In the second quarter report, Boston Scientific revealed that its revenue fell 7% compared to the same quarter in 2011. The decline in business was led by double-digit percentage declines in its Interventional Cardiology and Cardiac Rhythm Management units, which are by far Boston Scientific's largest sources of revenue. The rest of the company actually experienced revenue growth. Boston Scientific also reported that it was taking a $3.4 billion goodwill impairment charge against its EMEA operations due to, among other factors, macroeconomic conditions in Europe. Excluding this charge, earnings per share were even with a year ago.

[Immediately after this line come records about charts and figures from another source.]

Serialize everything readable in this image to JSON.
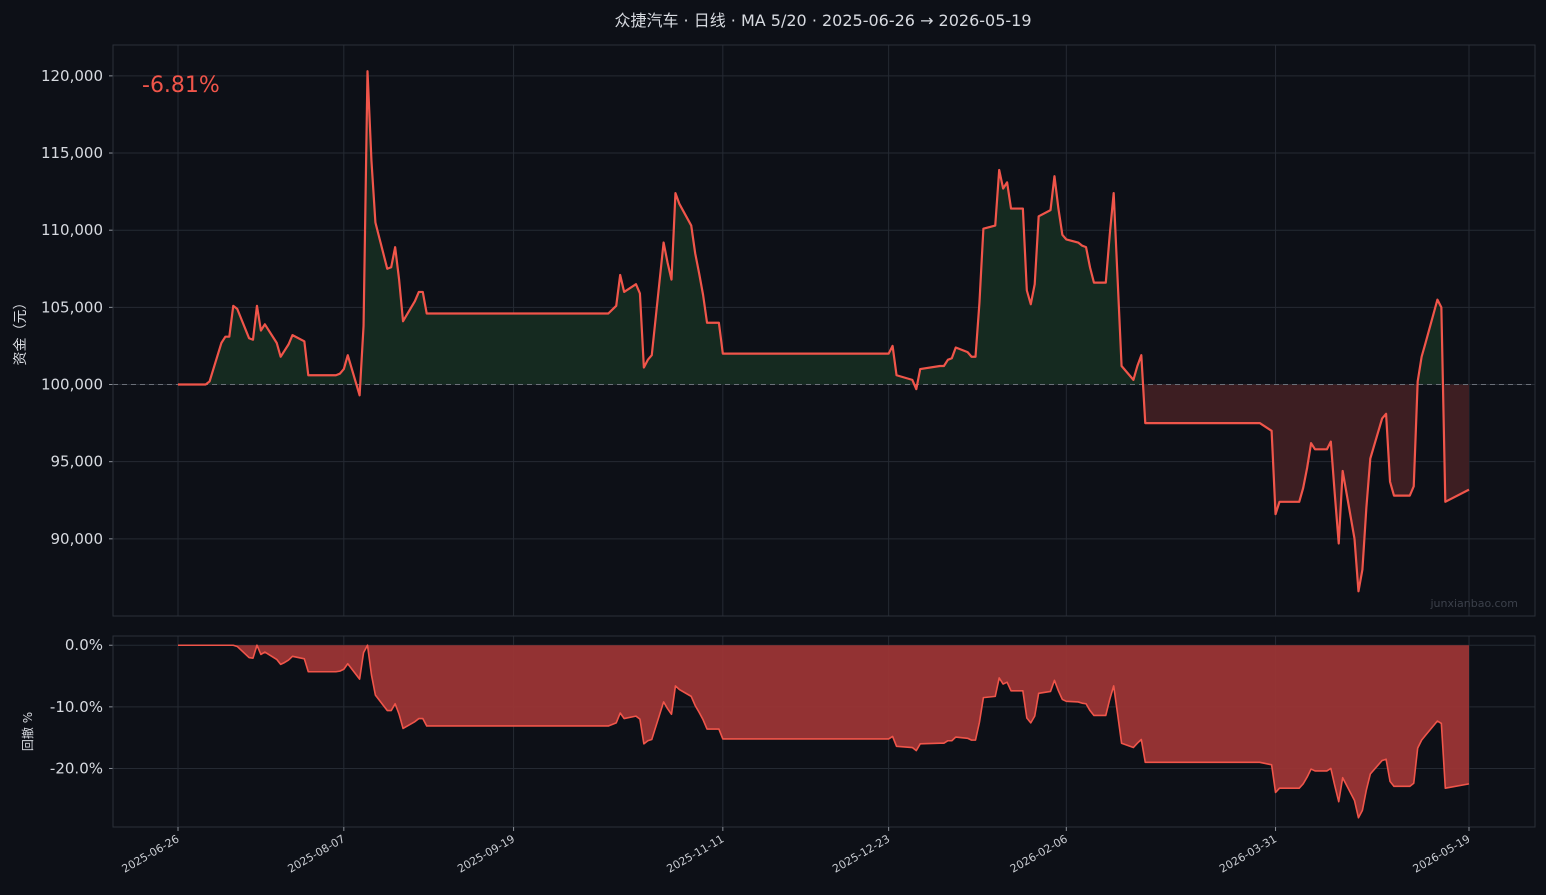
{
  "title": "众捷汽车 · 日线 · MA 5/20 · 2025-06-26 → 2026-05-19",
  "return_label": "-6.81%",
  "watermark": "junxianbao.com",
  "colors": {
    "background": "#0d1017",
    "line": "#f0554a",
    "profit_fill": "#152a20",
    "loss_fill": "#3d1e22",
    "drawdown_fill": "#9b3535"
  },
  "chart_data": [
    {
      "type": "area",
      "name": "equity",
      "ylabel": "资金（元）",
      "ylim": [
        85000,
        122000
      ],
      "yticks": [
        90000,
        95000,
        100000,
        105000,
        110000,
        115000,
        120000
      ],
      "ytick_labels": [
        "90,000",
        "95,000",
        "100,000",
        "105,000",
        "110,000",
        "115,000",
        "120,000"
      ],
      "baseline": 100000,
      "grid": true,
      "xticks": [
        "2025-06-26",
        "2025-08-07",
        "2025-09-19",
        "2025-11-11",
        "2025-12-23",
        "2026-02-06",
        "2026-03-31",
        "2026-05-19"
      ],
      "x_start": "2025-06-26",
      "x_end": "2026-05-19",
      "points": [
        [
          "2025-06-26",
          100000
        ],
        [
          "2025-07-03",
          100000
        ],
        [
          "2025-07-04",
          100200
        ],
        [
          "2025-07-07",
          102700
        ],
        [
          "2025-07-08",
          103100
        ],
        [
          "2025-07-09",
          103100
        ],
        [
          "2025-07-10",
          105100
        ],
        [
          "2025-07-11",
          104900
        ],
        [
          "2025-07-14",
          103000
        ],
        [
          "2025-07-15",
          102900
        ],
        [
          "2025-07-16",
          105100
        ],
        [
          "2025-07-17",
          103500
        ],
        [
          "2025-07-18",
          103900
        ],
        [
          "2025-07-21",
          102700
        ],
        [
          "2025-07-22",
          101800
        ],
        [
          "2025-07-23",
          102200
        ],
        [
          "2025-07-24",
          102600
        ],
        [
          "2025-07-25",
          103200
        ],
        [
          "2025-07-28",
          102800
        ],
        [
          "2025-07-29",
          100600
        ],
        [
          "2025-08-05",
          100600
        ],
        [
          "2025-08-06",
          100700
        ],
        [
          "2025-08-07",
          101000
        ],
        [
          "2025-08-08",
          101900
        ],
        [
          "2025-08-11",
          99300
        ],
        [
          "2025-08-12",
          103800
        ],
        [
          "2025-08-13",
          120300
        ],
        [
          "2025-08-14",
          114500
        ],
        [
          "2025-08-15",
          110500
        ],
        [
          "2025-08-18",
          107500
        ],
        [
          "2025-08-19",
          107600
        ],
        [
          "2025-08-20",
          108900
        ],
        [
          "2025-08-21",
          106800
        ],
        [
          "2025-08-22",
          104100
        ],
        [
          "2025-08-25",
          105400
        ],
        [
          "2025-08-26",
          106000
        ],
        [
          "2025-08-27",
          106000
        ],
        [
          "2025-08-28",
          104600
        ],
        [
          "2025-10-13",
          104600
        ],
        [
          "2025-10-15",
          105100
        ],
        [
          "2025-10-16",
          107100
        ],
        [
          "2025-10-17",
          106000
        ],
        [
          "2025-10-20",
          106500
        ],
        [
          "2025-10-21",
          105900
        ],
        [
          "2025-10-22",
          101100
        ],
        [
          "2025-10-23",
          101600
        ],
        [
          "2025-10-24",
          101900
        ],
        [
          "2025-10-27",
          109200
        ],
        [
          "2025-10-28",
          107900
        ],
        [
          "2025-10-29",
          106800
        ],
        [
          "2025-10-30",
          112400
        ],
        [
          "2025-10-31",
          111700
        ],
        [
          "2025-11-03",
          110300
        ],
        [
          "2025-11-04",
          108500
        ],
        [
          "2025-11-05",
          107200
        ],
        [
          "2025-11-06",
          105800
        ],
        [
          "2025-11-07",
          104000
        ],
        [
          "2025-11-10",
          104000
        ],
        [
          "2025-11-11",
          102000
        ],
        [
          "2025-12-23",
          102000
        ],
        [
          "2025-12-24",
          102500
        ],
        [
          "2025-12-25",
          100600
        ],
        [
          "2025-12-29",
          100300
        ],
        [
          "2025-12-30",
          99700
        ],
        [
          "2025-12-31",
          101000
        ],
        [
          "2026-01-05",
          101200
        ],
        [
          "2026-01-06",
          101200
        ],
        [
          "2026-01-07",
          101600
        ],
        [
          "2026-01-08",
          101700
        ],
        [
          "2026-01-09",
          102400
        ],
        [
          "2026-01-12",
          102100
        ],
        [
          "2026-01-13",
          101800
        ],
        [
          "2026-01-14",
          101800
        ],
        [
          "2026-01-15",
          105300
        ],
        [
          "2026-01-16",
          110100
        ],
        [
          "2026-01-19",
          110300
        ],
        [
          "2026-01-20",
          113900
        ],
        [
          "2026-01-21",
          112700
        ],
        [
          "2026-01-22",
          113100
        ],
        [
          "2026-01-23",
          111400
        ],
        [
          "2026-01-26",
          111400
        ],
        [
          "2026-01-27",
          106100
        ],
        [
          "2026-01-28",
          105200
        ],
        [
          "2026-01-29",
          106500
        ],
        [
          "2026-01-30",
          110900
        ],
        [
          "2026-02-02",
          111300
        ],
        [
          "2026-02-03",
          113500
        ],
        [
          "2026-02-04",
          111400
        ],
        [
          "2026-02-05",
          109700
        ],
        [
          "2026-02-06",
          109400
        ],
        [
          "2026-02-09",
          109200
        ],
        [
          "2026-02-10",
          109000
        ],
        [
          "2026-02-11",
          108900
        ],
        [
          "2026-02-12",
          107600
        ],
        [
          "2026-02-13",
          106600
        ],
        [
          "2026-02-16",
          106600
        ],
        [
          "2026-02-17",
          109700
        ],
        [
          "2026-02-18",
          112400
        ],
        [
          "2026-02-19",
          106800
        ],
        [
          "2026-02-20",
          101200
        ],
        [
          "2026-02-23",
          100300
        ],
        [
          "2026-02-24",
          101200
        ],
        [
          "2026-02-25",
          101900
        ],
        [
          "2026-02-26",
          97500
        ],
        [
          "2026-03-27",
          97500
        ],
        [
          "2026-03-30",
          97000
        ],
        [
          "2026-03-31",
          91600
        ],
        [
          "2026-04-01",
          92400
        ],
        [
          "2026-04-06",
          92400
        ],
        [
          "2026-04-07",
          93300
        ],
        [
          "2026-04-08",
          94600
        ],
        [
          "2026-04-09",
          96200
        ],
        [
          "2026-04-10",
          95800
        ],
        [
          "2026-04-13",
          95800
        ],
        [
          "2026-04-14",
          96300
        ],
        [
          "2026-04-15",
          92900
        ],
        [
          "2026-04-16",
          89700
        ],
        [
          "2026-04-17",
          94400
        ],
        [
          "2026-04-20",
          90000
        ],
        [
          "2026-04-21",
          86600
        ],
        [
          "2026-04-22",
          88000
        ],
        [
          "2026-04-23",
          92000
        ],
        [
          "2026-04-24",
          95200
        ],
        [
          "2026-04-27",
          97800
        ],
        [
          "2026-04-28",
          98100
        ],
        [
          "2026-04-29",
          93700
        ],
        [
          "2026-04-30",
          92800
        ],
        [
          "2026-05-04",
          92800
        ],
        [
          "2026-05-05",
          93400
        ],
        [
          "2026-05-06",
          100200
        ],
        [
          "2026-05-07",
          101800
        ],
        [
          "2026-05-08",
          102700
        ],
        [
          "2026-05-11",
          105500
        ],
        [
          "2026-05-12",
          105000
        ],
        [
          "2026-05-13",
          92400
        ],
        [
          "2026-05-19",
          93190
        ]
      ]
    },
    {
      "type": "area",
      "name": "drawdown",
      "ylabel": "回撤 %",
      "ylim": [
        -29.5,
        1.5
      ],
      "yticks": [
        -20,
        -10,
        0
      ],
      "ytick_labels": [
        "-20.0%",
        "-10.0%",
        "0.0%"
      ],
      "grid": true,
      "points": [
        [
          "2025-06-26",
          0
        ],
        [
          "2025-07-08",
          0
        ],
        [
          "2025-07-10",
          0
        ],
        [
          "2025-07-11",
          -0.2
        ],
        [
          "2025-07-14",
          -2.0
        ],
        [
          "2025-07-15",
          -2.1
        ],
        [
          "2025-07-16",
          0
        ],
        [
          "2025-07-17",
          -1.5
        ],
        [
          "2025-07-18",
          -1.1
        ],
        [
          "2025-07-21",
          -2.3
        ],
        [
          "2025-07-22",
          -3.1
        ],
        [
          "2025-07-23",
          -2.8
        ],
        [
          "2025-07-24",
          -2.4
        ],
        [
          "2025-07-25",
          -1.8
        ],
        [
          "2025-07-28",
          -2.2
        ],
        [
          "2025-07-29",
          -4.3
        ],
        [
          "2025-08-05",
          -4.3
        ],
        [
          "2025-08-06",
          -4.2
        ],
        [
          "2025-08-07",
          -3.9
        ],
        [
          "2025-08-08",
          -3.0
        ],
        [
          "2025-08-11",
          -5.5
        ],
        [
          "2025-08-12",
          -1.2
        ],
        [
          "2025-08-13",
          0
        ],
        [
          "2025-08-14",
          -4.8
        ],
        [
          "2025-08-15",
          -8.1
        ],
        [
          "2025-08-18",
          -10.6
        ],
        [
          "2025-08-19",
          -10.6
        ],
        [
          "2025-08-20",
          -9.5
        ],
        [
          "2025-08-21",
          -11.2
        ],
        [
          "2025-08-22",
          -13.5
        ],
        [
          "2025-08-25",
          -12.4
        ],
        [
          "2025-08-26",
          -11.9
        ],
        [
          "2025-08-27",
          -11.9
        ],
        [
          "2025-08-28",
          -13.1
        ],
        [
          "2025-10-13",
          -13.1
        ],
        [
          "2025-10-15",
          -12.6
        ],
        [
          "2025-10-16",
          -11.0
        ],
        [
          "2025-10-17",
          -11.9
        ],
        [
          "2025-10-20",
          -11.5
        ],
        [
          "2025-10-21",
          -12.0
        ],
        [
          "2025-10-22",
          -16.0
        ],
        [
          "2025-10-23",
          -15.5
        ],
        [
          "2025-10-24",
          -15.3
        ],
        [
          "2025-10-27",
          -9.2
        ],
        [
          "2025-10-28",
          -10.3
        ],
        [
          "2025-10-29",
          -11.2
        ],
        [
          "2025-10-30",
          -6.6
        ],
        [
          "2025-10-31",
          -7.2
        ],
        [
          "2025-11-03",
          -8.3
        ],
        [
          "2025-11-04",
          -9.8
        ],
        [
          "2025-11-05",
          -10.9
        ],
        [
          "2025-11-06",
          -12.1
        ],
        [
          "2025-11-07",
          -13.6
        ],
        [
          "2025-11-10",
          -13.6
        ],
        [
          "2025-11-11",
          -15.2
        ],
        [
          "2025-12-23",
          -15.2
        ],
        [
          "2025-12-24",
          -14.8
        ],
        [
          "2025-12-25",
          -16.4
        ],
        [
          "2025-12-29",
          -16.6
        ],
        [
          "2025-12-30",
          -17.1
        ],
        [
          "2025-12-31",
          -16.0
        ],
        [
          "2026-01-05",
          -15.9
        ],
        [
          "2026-01-06",
          -15.9
        ],
        [
          "2026-01-07",
          -15.5
        ],
        [
          "2026-01-08",
          -15.5
        ],
        [
          "2026-01-09",
          -14.9
        ],
        [
          "2026-01-12",
          -15.1
        ],
        [
          "2026-01-13",
          -15.4
        ],
        [
          "2026-01-14",
          -15.4
        ],
        [
          "2026-01-15",
          -12.5
        ],
        [
          "2026-01-16",
          -8.5
        ],
        [
          "2026-01-19",
          -8.3
        ],
        [
          "2026-01-20",
          -5.3
        ],
        [
          "2026-01-21",
          -6.3
        ],
        [
          "2026-01-22",
          -6.0
        ],
        [
          "2026-01-23",
          -7.4
        ],
        [
          "2026-01-26",
          -7.4
        ],
        [
          "2026-01-27",
          -11.8
        ],
        [
          "2026-01-28",
          -12.6
        ],
        [
          "2026-01-29",
          -11.5
        ],
        [
          "2026-01-30",
          -7.8
        ],
        [
          "2026-02-02",
          -7.5
        ],
        [
          "2026-02-03",
          -5.7
        ],
        [
          "2026-02-04",
          -7.4
        ],
        [
          "2026-02-05",
          -8.8
        ],
        [
          "2026-02-06",
          -9.1
        ],
        [
          "2026-02-09",
          -9.2
        ],
        [
          "2026-02-10",
          -9.4
        ],
        [
          "2026-02-11",
          -9.5
        ],
        [
          "2026-02-12",
          -10.6
        ],
        [
          "2026-02-13",
          -11.4
        ],
        [
          "2026-02-16",
          -11.4
        ],
        [
          "2026-02-17",
          -8.8
        ],
        [
          "2026-02-18",
          -6.6
        ],
        [
          "2026-02-19",
          -11.2
        ],
        [
          "2026-02-20",
          -15.9
        ],
        [
          "2026-02-23",
          -16.6
        ],
        [
          "2026-02-24",
          -15.9
        ],
        [
          "2026-02-25",
          -15.3
        ],
        [
          "2026-02-26",
          -19.0
        ],
        [
          "2026-03-27",
          -19.0
        ],
        [
          "2026-03-30",
          -19.4
        ],
        [
          "2026-03-31",
          -23.9
        ],
        [
          "2026-04-01",
          -23.2
        ],
        [
          "2026-04-06",
          -23.2
        ],
        [
          "2026-04-07",
          -22.5
        ],
        [
          "2026-04-08",
          -21.4
        ],
        [
          "2026-04-09",
          -20.1
        ],
        [
          "2026-04-10",
          -20.4
        ],
        [
          "2026-04-13",
          -20.4
        ],
        [
          "2026-04-14",
          -20.0
        ],
        [
          "2026-04-15",
          -22.8
        ],
        [
          "2026-04-16",
          -25.4
        ],
        [
          "2026-04-17",
          -21.5
        ],
        [
          "2026-04-20",
          -25.2
        ],
        [
          "2026-04-21",
          -28.0
        ],
        [
          "2026-04-22",
          -26.8
        ],
        [
          "2026-04-23",
          -23.5
        ],
        [
          "2026-04-24",
          -20.9
        ],
        [
          "2026-04-27",
          -18.7
        ],
        [
          "2026-04-28",
          -18.5
        ],
        [
          "2026-04-29",
          -22.1
        ],
        [
          "2026-04-30",
          -22.9
        ],
        [
          "2026-05-04",
          -22.9
        ],
        [
          "2026-05-05",
          -22.4
        ],
        [
          "2026-05-06",
          -16.7
        ],
        [
          "2026-05-07",
          -15.4
        ],
        [
          "2026-05-08",
          -14.6
        ],
        [
          "2026-05-11",
          -12.3
        ],
        [
          "2026-05-12",
          -12.7
        ],
        [
          "2026-05-13",
          -23.2
        ],
        [
          "2026-05-19",
          -22.5
        ]
      ]
    }
  ]
}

Sell-side analysts, like the CEO and President, expect that the company will recover from its problems. Given its earnings projections, Boston Scientific trades at a forward P/E of 11. The company's closest peer is St. Jude Medical (NYSE:STJ). St. Jude's stock is down 17% over the last year as it faces many of the same industry-related issues as Boston Scientific, though it has made earnings expectations for four quarters in a row, currently trades at 10 times its forward earnings expectations, and offers a 2.4% dividend yield. Medtronic (NYSE:MDT) and Edwards Lifesciences (NYSE:EW) are two other companies which produce medical devices to treat cardiac and cardiovascular problems, with Medtronic being quite a bit larger than Boston Scientific at a $40 billion market cap. Edwards is a growth-priced stock, trading at a forward P/E of 30 based on its most recent quarterly report of a 17% increase in income compared to the same quarter in 2011. Medtronic also grew its earnings strongly last quarter and trades at a forward P/E of 10, paying a 2.6% dividend yield to boot. Between these four companies, we are attracted to Boston Scientific because of the insider activity and- if the reason they are buying is because they believe that industry conditions are about to improve- St. Jude's and Medtronic could be buys as well.
Disclosure: I have no positions in any stocks mentioned, and no plans to initiate any positions within the next 72 hours.